#FundstückDesMonats | Oktober 2022

Johanna Kinkel © wikimedia.commons (gemeinfrei)
Johanna Kinkel © wikimedia.commons (gemeinfrei)

Text: Bettina Weber

In diesem Jahr stehen unsere Bestände zu Konzertereignissen im Vordergrund. Darunter befindet sich eine große Sammlung von Programmheften aus unterschiedlichen Jahrzehnten. Bei der Sichtung dieser Materialien stoßen wir immer wieder auf wahre Schätze, die wir hier präsentieren wollen.

Mit Johanna Kinkel stand eine äußerst faszinierende Persönlichkeit des 19. Jahrhunderts im Mittelpunkt eines Konzertes, das am 1. Oktober 1994 im Cercle Municipal in Luxemburg stattfand.

Johanna Kinkel wurde am 8. Juli 1810 als Johanna Mockel in Bonn geboren. Schon im Alter von 12 Jahren äußerte sie den Wunsch, die Musik zu ihrem Beruf zu machen, was in ihrem Elternhaus auf entschiedene Ablehnung stieß. Zwar hatte sie, wie in zu dieser Zeit in gutbürgerlichen Kreisen üblich, Unterricht in Klavier, Gesang und Malerei erhalten, dies jedoch nur „zur Zierde“ und keineswegs, um eine professionelle Laufbahn einzuschlagen. So war sie zunächst gezwungen, das Nähen und Kochen zu erlernen, was ihr nur wenig Freude bereitete.

Ihr Vater ermöglichte ihr dennoch, Klavierunterricht bei Beethovens Lehrer Franz Anton Ries zu nehmen. Sie begann selbst, Klavier- und Gesangsstunden zu geben und übernahm 1829 die Leitung des von Ries gegründeten Musikalischen Kränzchens, der sich größtenteils aus seinen Schülerinnen und Schülern zusammensetzte. Das Musikalische Kränzchen war somit einer der ersten von einer Frau geleiteten Musikvereine. Auch Johannas erste Komposition, die Vogel-Kantate op. 1 wurde durch dieses Ensemble uraufgeführt.

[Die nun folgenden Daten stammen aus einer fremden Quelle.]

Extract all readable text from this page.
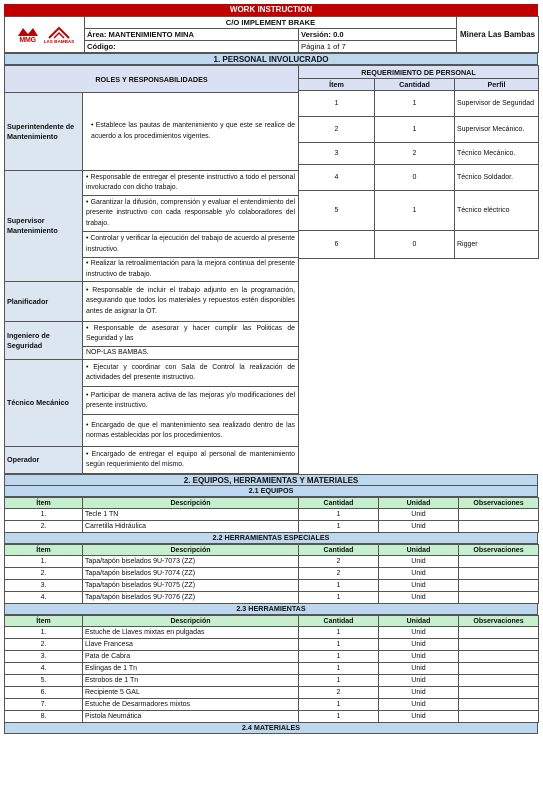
WORK INSTRUCTION
MMG LAS BAMBAS	C/O IMPLEMENT BRAKE		Minera Las Bambas
	Área: MANTENIMIENTO MINA	Versión: 0.0	
	Código:	Página 1 of 7	
1. PERSONAL INVOLUCRADO
ROLES Y RESPONSABILIDADES	
Superintendente de Mantenimiento	• Establece las pautas de mantenimiento y que este se realice de acuerdo a los procedimientos vigentes.
Supervisor Mantenimiento	• Responsable de entregar el presente instructivo a todo el personal involucrado con dicho trabajo.
	• Garantizar la difusión, comprensión y evaluar el entendimiento del presente instructivo con cada responsable y/o colaboradores del trabajo.
	• Controlar y verificar la ejecución del trabajo de acuerdo al presente instructivo.
	• Realizar la retroalimentación para la mejora continua del presente instructivo de trabajo.
Planificador	• Responsable de incluir el trabajo adjunto en la programación, asegurando que todos los materiales y repuestos estén disponibles antes de asignar la OT.
Ingeniero de Seguridad	• Responsable de asesorar y hacer cumplir las Politicas de Seguridad y las
	NOP-LAS BAMBAS.
Técnico Mecánico	• Ejecutar y coordinar con Sala de Control la realización de actividades del presente instructivo.
	• Participar de manera activa de las mejoras y/o modificaciones del presente instructivo.
	• Encargado de que el mantenimiento sea realizado dentro de las normas establecidas por los procedimientos.
Operador	• Encargado de entregar el equipo al personal de mantenimiento según requerimiento del mismo.
REQUERIMIENTO DE PERSONAL		
Ítem	Cantidad	Perfil
1	1	Supervisor de Seguridad
2	1	Supervisor Mecánico.
3	2	Técnico Mecánico.
4	0	Técnico Soldador.
5	1	Técnico eléctrico
6	0	Rigger
2. EQUIPOS, HERRAMIENTAS Y MATERIALES
2.1 EQUIPOS
Ítem	Descripción	Cantidad	Unidad	Observaciones
1.	Tecle 1 TN	1	Unid	
2.	Carretilla Hidráulica	1	Unid	
2.2 HERRAMIENTAS ESPECIALES
Ítem	Descripción	Cantidad	Unidad	Observaciones
1.	Tapa/tapón biselados 9U-7073 (ZZ)	2	Unid	
2.	Tapa/tapón biselados 9U-7074 (ZZ)	2	Unid	
3.	Tapa/tapón biselados 9U-7075 (ZZ)	1	Unid	
4.	Tapa/tapón biselados 9U-7076 (ZZ)	1	Unid	
2.3 HERRAMIENTAS
Ítem	Descripción	Cantidad	Unidad	Observaciones
1.	Estuche de Llaves mixtas en pulgadas	1	Unid	
2.	Llave Francesa	1	Unid	
3.	Pata de Cabra	1	Unid	
4.	Eslingas de 1 Tn	1	Unid	
5.	Estrobos de 1 Tn	1	Unid	
6.	Recipiente 5 GAL	2	Unid	
7.	Estuche de Desarmadores mixtos	1	Unid	
8.	Pistola Neumática	1	Unid	
2.4 MATERIALES
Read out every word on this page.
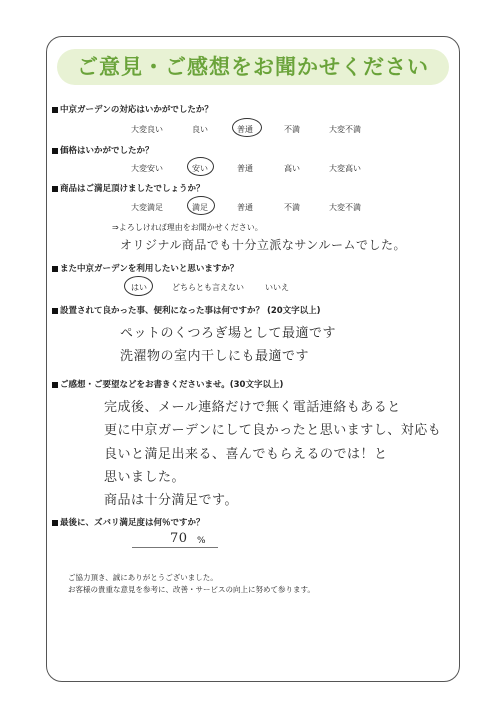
ご意見・ご感想をお聞かせください
中京ガーデンの対応はいかがでしたか？
大変良い	良い	普通	不満	大変不満
価格はいかがでしたか？
大変安い	安い	普通	高い	大変高い
商品はご満足頂けましたでしょうか？
大変満足	満足	普通	不満	大変不満
⇒よろしければ理由をお聞かせください。
オリジナル商品でも十分立派なサンルームでした。
また中京ガーデンを利用したいと思いますか？
はい	どちらとも言えない	いいえ
設置されて良かった事、便利になった事は何ですか？ (20文字以上)
ペットのくつろぎ場として最適です
洗濯物の室内干しにも最適です
ご感想・ご要望などをお書きくださいませ。(30文字以上)
完成後、メール連絡だけで無く電話連絡もあると
更に中京ガーデンにして良かったと思いますし、対応も
良いと満足出来る、喜んでもらえるのでは！と
思いました。
商品は十分満足です。
最後に、ズバリ満足度は何％ですか？
70 %
ご協力頂き、誠にありがとうございました。
お客様の貴重な意見を参考に、改善・サービスの向上に努めて参ります。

Nach einer kurzen und sehr unglücklichen Ehe mit dem Kölner Buch- und Musikalienhändler Johann Paul Mathieux und einer daraus resultierenden langwierigen physischen und psychischen Erkrankung zog Johanna 1836 nach Berlin. Dort stand sie in enger Verbindung mit Bettina von Arnim, bei der sie für fünf Monate wohnte und deren Töchter sie unterrichtete, und lernte Persönlichkeiten des kulturellen Lebens kennen, wie Felix Mendelssohn Bartholdy, Clara Schumann, Adalbert Chamisso und Emanuel Geibel. Die Berliner Zeit war eine der fruchtbarsten in ihrem Leben als Komponistin. Sie schrieb zahlreiche Lieder, Duette und Kantaten, die unter dem Namen J. Mathieux veröffentlicht und u. a. von Ludwig Rellstab und Robert Schumann hoch gelobt wurden.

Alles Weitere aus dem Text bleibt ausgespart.